The Mass will conclude with the recessional hymn, "All People that on Earth Do Dwell."
& Information: 547-5379.
The Baltimore Zionist District's highest annual award for furtherance of social justice, given in memory of the late U.S. Supreme Court Justice Louis D. Brandeis, will be presented Sunday to two Middle East leaders, an Arab and a Jew.
The recipients are Fayez Tarawneh, Jordanian ambassador to the United States, and Itamar Rabinovich, the Israeli ambassador. Their selection for this honor recognizes "the peace and cooperation that characterized the recent accords between Israel and Jordan," a Zionist spokesman said.

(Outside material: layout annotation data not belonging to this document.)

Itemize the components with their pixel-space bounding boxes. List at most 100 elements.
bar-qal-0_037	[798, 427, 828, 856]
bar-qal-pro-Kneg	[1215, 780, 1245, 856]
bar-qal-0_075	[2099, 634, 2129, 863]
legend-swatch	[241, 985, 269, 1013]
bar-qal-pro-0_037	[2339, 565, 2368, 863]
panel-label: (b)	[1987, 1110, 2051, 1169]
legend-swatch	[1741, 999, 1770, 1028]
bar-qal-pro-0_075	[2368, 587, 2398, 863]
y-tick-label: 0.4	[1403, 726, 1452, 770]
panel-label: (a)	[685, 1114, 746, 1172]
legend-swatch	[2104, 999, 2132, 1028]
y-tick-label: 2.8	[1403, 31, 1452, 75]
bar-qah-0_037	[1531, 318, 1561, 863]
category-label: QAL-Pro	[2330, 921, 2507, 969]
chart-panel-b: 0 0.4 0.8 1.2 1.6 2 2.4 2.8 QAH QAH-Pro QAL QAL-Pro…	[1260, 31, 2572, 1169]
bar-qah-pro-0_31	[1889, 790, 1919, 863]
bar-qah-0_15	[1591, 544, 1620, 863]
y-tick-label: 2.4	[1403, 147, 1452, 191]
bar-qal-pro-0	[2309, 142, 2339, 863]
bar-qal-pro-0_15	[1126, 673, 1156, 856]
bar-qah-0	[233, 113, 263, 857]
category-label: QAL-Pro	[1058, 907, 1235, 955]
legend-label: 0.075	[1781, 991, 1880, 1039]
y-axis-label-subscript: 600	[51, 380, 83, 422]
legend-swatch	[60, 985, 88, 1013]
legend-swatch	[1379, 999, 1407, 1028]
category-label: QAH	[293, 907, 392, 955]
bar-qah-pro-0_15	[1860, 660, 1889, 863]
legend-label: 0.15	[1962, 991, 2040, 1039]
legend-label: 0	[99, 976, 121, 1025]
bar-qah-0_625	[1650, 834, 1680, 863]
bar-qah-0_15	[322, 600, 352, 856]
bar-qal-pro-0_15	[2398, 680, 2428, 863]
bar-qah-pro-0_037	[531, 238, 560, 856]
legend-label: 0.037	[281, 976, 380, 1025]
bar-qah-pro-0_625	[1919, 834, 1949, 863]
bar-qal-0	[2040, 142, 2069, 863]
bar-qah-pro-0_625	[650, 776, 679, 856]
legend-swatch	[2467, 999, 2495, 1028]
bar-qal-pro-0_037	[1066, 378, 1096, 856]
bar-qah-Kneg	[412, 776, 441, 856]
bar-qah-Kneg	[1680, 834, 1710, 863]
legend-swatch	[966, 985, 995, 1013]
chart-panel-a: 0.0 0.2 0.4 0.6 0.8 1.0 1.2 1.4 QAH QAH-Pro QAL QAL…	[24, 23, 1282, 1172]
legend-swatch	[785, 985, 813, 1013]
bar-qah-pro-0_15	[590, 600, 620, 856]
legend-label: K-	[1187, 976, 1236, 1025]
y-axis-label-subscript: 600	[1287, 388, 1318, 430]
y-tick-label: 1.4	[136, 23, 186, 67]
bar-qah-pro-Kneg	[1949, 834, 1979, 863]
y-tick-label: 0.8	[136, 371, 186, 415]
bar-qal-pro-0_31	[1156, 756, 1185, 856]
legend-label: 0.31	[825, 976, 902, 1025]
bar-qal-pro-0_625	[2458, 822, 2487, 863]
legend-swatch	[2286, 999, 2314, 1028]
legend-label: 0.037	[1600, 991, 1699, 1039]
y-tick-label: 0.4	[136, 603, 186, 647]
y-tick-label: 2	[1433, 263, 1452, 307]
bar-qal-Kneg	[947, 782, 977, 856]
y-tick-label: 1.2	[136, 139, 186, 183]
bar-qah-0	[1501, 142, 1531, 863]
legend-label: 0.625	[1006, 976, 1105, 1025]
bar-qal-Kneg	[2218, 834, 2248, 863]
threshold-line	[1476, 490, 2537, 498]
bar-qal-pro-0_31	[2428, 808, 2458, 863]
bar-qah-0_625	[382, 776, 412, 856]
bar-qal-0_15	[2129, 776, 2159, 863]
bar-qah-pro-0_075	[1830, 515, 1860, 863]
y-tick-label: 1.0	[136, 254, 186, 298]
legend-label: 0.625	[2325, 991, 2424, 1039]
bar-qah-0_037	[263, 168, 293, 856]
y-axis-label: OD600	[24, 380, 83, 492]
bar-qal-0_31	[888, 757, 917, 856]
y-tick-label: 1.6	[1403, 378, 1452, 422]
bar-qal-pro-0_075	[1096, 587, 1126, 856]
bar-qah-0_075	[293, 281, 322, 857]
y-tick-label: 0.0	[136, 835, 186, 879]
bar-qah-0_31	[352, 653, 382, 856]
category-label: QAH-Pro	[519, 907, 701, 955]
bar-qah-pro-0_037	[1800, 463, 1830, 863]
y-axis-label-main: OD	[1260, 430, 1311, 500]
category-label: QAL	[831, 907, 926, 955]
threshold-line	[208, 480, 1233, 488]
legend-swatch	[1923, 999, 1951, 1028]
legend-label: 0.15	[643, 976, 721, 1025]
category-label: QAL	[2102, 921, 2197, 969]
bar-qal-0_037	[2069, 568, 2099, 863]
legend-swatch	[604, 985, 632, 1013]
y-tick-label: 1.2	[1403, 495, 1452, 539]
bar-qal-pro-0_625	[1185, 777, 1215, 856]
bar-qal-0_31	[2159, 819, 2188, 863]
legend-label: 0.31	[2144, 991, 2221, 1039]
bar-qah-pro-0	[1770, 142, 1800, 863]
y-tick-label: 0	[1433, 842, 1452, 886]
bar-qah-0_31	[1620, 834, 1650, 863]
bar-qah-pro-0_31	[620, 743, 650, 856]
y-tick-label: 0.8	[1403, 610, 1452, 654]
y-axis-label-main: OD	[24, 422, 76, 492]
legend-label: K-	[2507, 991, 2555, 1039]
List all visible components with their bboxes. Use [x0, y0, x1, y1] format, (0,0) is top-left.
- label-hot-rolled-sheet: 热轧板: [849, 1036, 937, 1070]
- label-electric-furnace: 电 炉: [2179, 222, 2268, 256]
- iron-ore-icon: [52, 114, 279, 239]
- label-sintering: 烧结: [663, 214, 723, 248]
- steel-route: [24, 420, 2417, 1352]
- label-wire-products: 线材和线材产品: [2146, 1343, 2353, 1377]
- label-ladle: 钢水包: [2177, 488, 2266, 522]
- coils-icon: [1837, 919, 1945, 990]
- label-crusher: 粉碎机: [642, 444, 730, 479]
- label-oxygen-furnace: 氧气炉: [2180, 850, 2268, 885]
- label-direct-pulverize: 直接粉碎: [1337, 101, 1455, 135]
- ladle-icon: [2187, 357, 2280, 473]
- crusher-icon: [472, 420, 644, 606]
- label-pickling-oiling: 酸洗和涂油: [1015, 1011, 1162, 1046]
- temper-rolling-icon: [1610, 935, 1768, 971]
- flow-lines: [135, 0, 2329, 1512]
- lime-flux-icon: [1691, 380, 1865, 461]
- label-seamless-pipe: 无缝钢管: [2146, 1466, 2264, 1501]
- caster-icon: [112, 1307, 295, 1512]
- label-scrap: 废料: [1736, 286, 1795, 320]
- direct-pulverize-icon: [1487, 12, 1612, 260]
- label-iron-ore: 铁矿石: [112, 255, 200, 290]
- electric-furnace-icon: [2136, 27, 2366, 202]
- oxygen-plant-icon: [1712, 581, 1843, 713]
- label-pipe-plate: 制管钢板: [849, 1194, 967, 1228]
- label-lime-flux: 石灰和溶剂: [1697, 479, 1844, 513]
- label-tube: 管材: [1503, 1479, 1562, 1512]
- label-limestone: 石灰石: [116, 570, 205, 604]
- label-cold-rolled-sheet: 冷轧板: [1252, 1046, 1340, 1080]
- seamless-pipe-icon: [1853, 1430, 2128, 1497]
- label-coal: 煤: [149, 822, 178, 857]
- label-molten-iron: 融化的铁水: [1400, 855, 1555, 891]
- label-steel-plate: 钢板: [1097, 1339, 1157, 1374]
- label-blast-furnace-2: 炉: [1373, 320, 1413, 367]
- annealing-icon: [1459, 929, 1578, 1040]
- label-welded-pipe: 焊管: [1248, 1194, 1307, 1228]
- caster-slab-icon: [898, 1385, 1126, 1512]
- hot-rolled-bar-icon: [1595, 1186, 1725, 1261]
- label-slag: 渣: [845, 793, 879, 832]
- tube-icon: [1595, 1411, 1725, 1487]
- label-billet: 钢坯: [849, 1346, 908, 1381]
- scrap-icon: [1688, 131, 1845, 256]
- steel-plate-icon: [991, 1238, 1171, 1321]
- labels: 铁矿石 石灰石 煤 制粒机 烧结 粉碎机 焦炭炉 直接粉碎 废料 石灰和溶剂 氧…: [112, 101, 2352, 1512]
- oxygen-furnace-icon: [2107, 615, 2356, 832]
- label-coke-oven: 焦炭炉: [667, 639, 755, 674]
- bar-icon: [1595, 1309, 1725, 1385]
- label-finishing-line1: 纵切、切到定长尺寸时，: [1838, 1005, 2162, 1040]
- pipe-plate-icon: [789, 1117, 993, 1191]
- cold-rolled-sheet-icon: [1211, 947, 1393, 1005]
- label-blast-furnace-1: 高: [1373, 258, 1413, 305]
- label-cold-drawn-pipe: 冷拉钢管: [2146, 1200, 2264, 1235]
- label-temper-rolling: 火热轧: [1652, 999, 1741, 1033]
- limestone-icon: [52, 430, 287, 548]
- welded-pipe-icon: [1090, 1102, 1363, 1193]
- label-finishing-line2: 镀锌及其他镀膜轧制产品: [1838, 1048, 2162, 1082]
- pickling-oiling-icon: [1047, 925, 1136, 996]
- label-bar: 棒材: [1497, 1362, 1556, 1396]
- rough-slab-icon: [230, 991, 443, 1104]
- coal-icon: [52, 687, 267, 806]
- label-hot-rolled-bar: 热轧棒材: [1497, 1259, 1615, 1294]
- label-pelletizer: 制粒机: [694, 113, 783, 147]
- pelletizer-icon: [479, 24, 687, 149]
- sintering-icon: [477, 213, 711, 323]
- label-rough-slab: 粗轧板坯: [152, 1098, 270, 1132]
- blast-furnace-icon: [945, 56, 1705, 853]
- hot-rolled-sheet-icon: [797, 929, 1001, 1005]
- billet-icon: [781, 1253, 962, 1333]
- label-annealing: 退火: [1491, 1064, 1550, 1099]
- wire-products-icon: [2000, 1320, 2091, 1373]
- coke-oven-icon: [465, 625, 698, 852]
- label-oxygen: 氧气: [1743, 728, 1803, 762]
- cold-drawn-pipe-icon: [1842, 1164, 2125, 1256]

The double award was the idea of W. James Schiller, a former president of the Zionist Organization of America and a past president of the Baltimore district, who was present at the
signing of the accords at the Israel-Jordan border.
"I was so impressed with the epic significance and emotional impact of the occasion that I wanted the people of Baltimore to share in this momentous event," Mr. Schiller said.
The presentation will be made during a reception and dinner beginning at 6 p.m. Sunday at the Hyatt Regency Baltimore.
& Information: 602-1200.
Dorothy Kazel, Jean Donovan, Maura Clarke and Ita Ford, the four Roman Catholic missionary women killed in El Salvador in 1980, will be remembered at 7:30 p.m. today in a memorial Mass offered by Baltimore Auxiliary Bishop P. Francis Murphy at Corpus Christi Church, Mount Royal and Lafayette avenues.
The public is invited. Information: 385-0893.
Baptist and Methodist clergy will join in a dramatic presentation at 6 p.m. Sunday at City Temple of Baltimore, Eutaw Place and Dolphin Street, celebrating the 25th anniversary of the temple and of the 25 years of ministry there by the Rev. Grady A. Yeargin Jr.